Advances in treating acute lung syndromes

@HealthMed Although only described as recently as 1967, a range of important contributory factors have been defined for acute respiratory distress syndrome (ARDS), which is now recognized to be at the severe end of a spectrum of acute lung injury, which imposes high risk for patients and which confers a major burden on health services. Outcome of treating the syndrome has been much improved by developments in devices to treat lung and other organ failure, supported by advances in expertise in intensive care. However, other than treatments for underlying causes, there is still important unmet need with regard to effective specific pharmacological treatments.

A timely review of ARDS by Dushianthan and colleagues is the Editor’s choice article in the September issue of the Postgraduate Medical Journal.  These experts from Southampton provide an update on knowledge of risk factors, including genetic biomarkers, for development of ARDS and other acute lung injury variants, and an up-to-date commentary on general and specific treatment options.

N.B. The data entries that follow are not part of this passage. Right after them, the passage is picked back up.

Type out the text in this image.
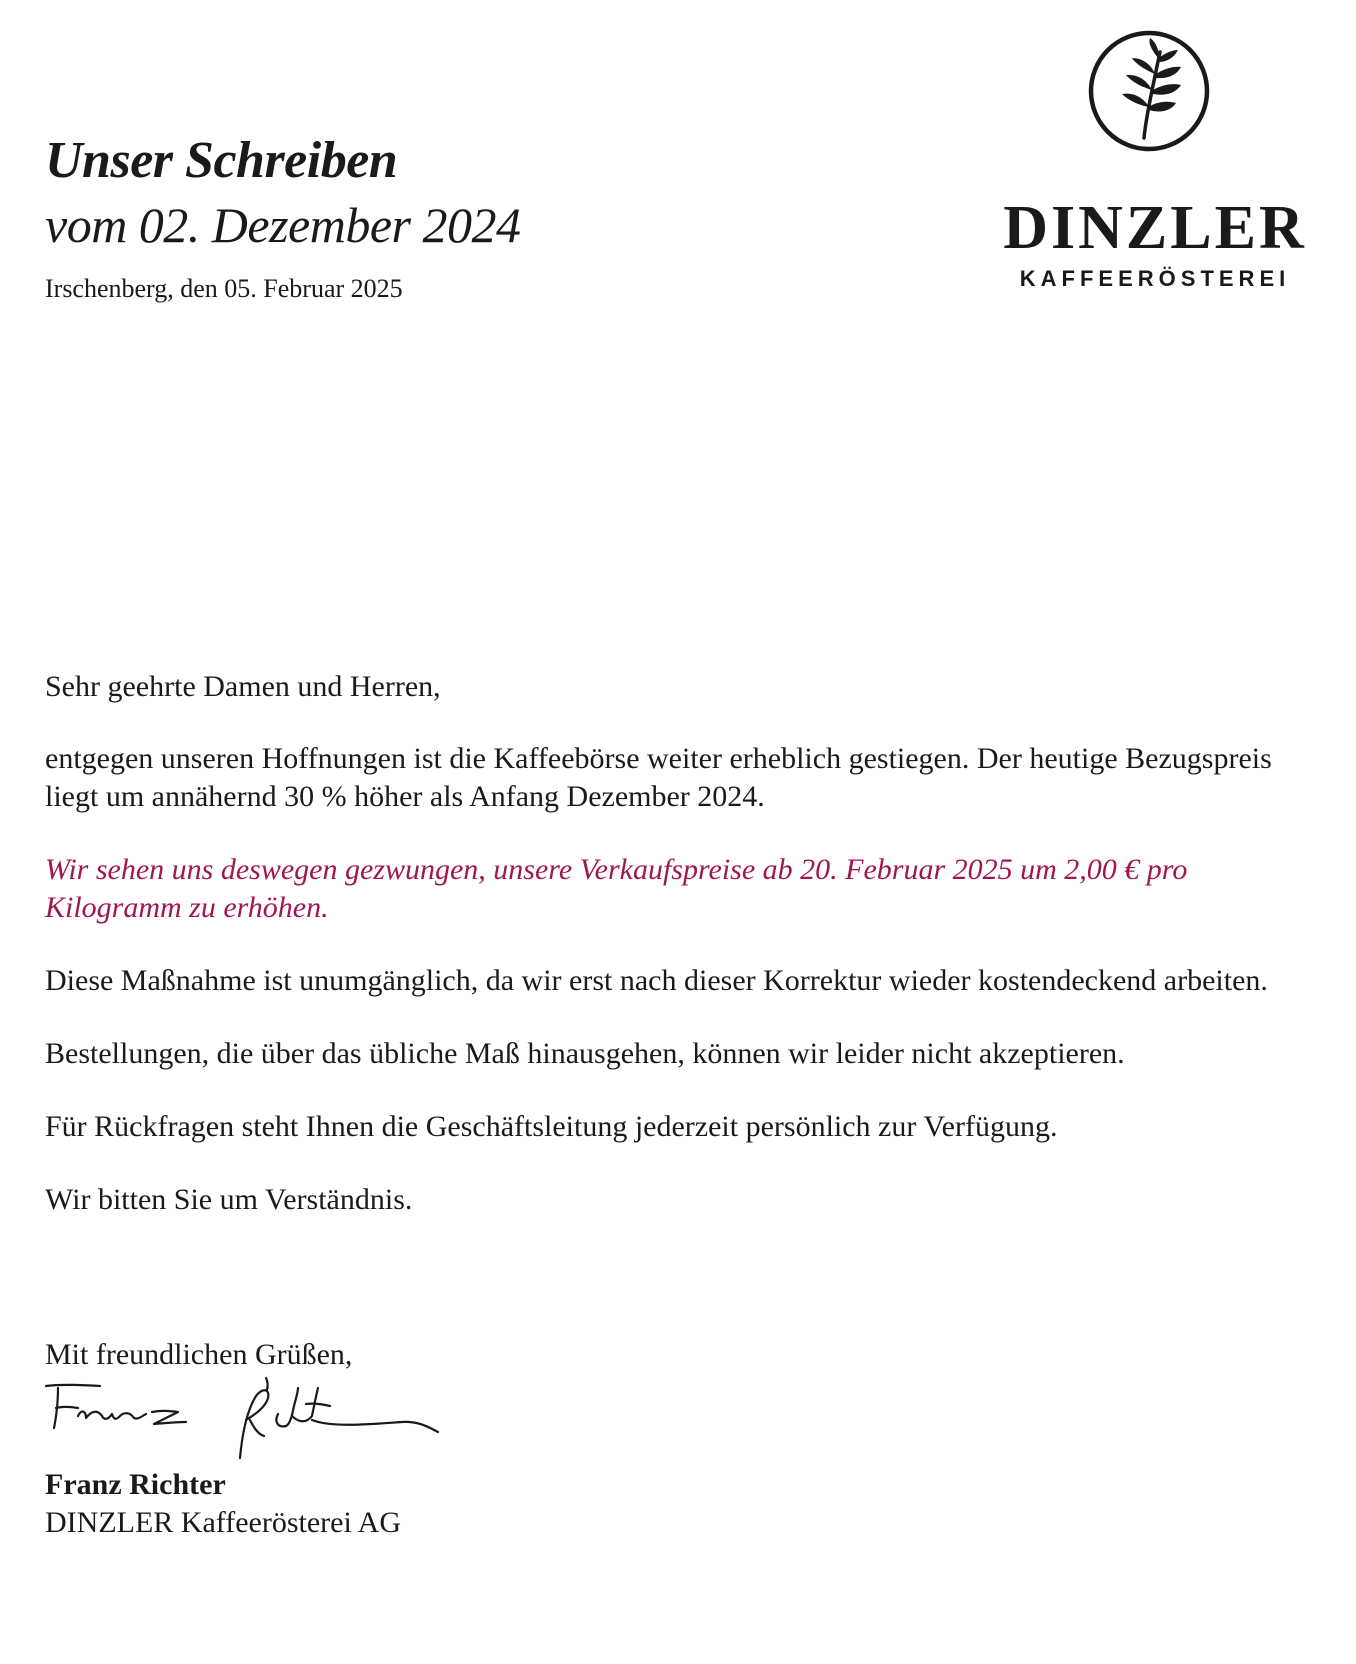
Unser Schreiben
vom 02. Dezember 2024

Irschenberg, den 05. Februar 2025

DINZLER
KAFFEERÖSTEREI

Sehr geehrte Damen und Herren,

entgegen unseren Hoffnungen ist die Kaffeebörse weiter erheblich gestiegen. Der heutige Bezugspreis liegt um annähernd 30 % höher als Anfang Dezember 2024.

Wir sehen uns deswegen gezwungen, unsere Verkaufspreise ab 20. Februar 2025 um 2,00 € pro Kilogramm zu erhöhen.

Diese Maßnahme ist unumgänglich, da wir erst nach dieser Korrektur wieder kostendeckend arbeiten.

Bestellungen, die über das übliche Maß hinausgehen, können wir leider nicht akzeptieren.

Für Rückfragen steht Ihnen die Geschäftsleitung jederzeit persönlich zur Verfügung.

Wir bitten Sie um Verständnis.

Mit freundlichen Grüßen,

Franz Richter

DINZLER Kaffeerösterei AG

The authors note that ‘sepsis, pneumonia, and trauma with multiple transfusions’ account for most episodes. They highlight the importance for recovery of ‘general supportive measures such as appropriate antimicrobial therapy, early enteral nutrition, prophylaxis against venous thrombo-embolism and gastrointestinal ulceration’.

They discuss encouraging experimental evidence from trials of corticosteroids, nitric oxide, prostacyclins, exogenous surfactants, ketoconazole and antioxidants, however note that these findings have not as yet being translated into benefits for patients. They note as further treatment targets of interest, new approaches to modulating inflammation, and use of mesenchymal stem cells.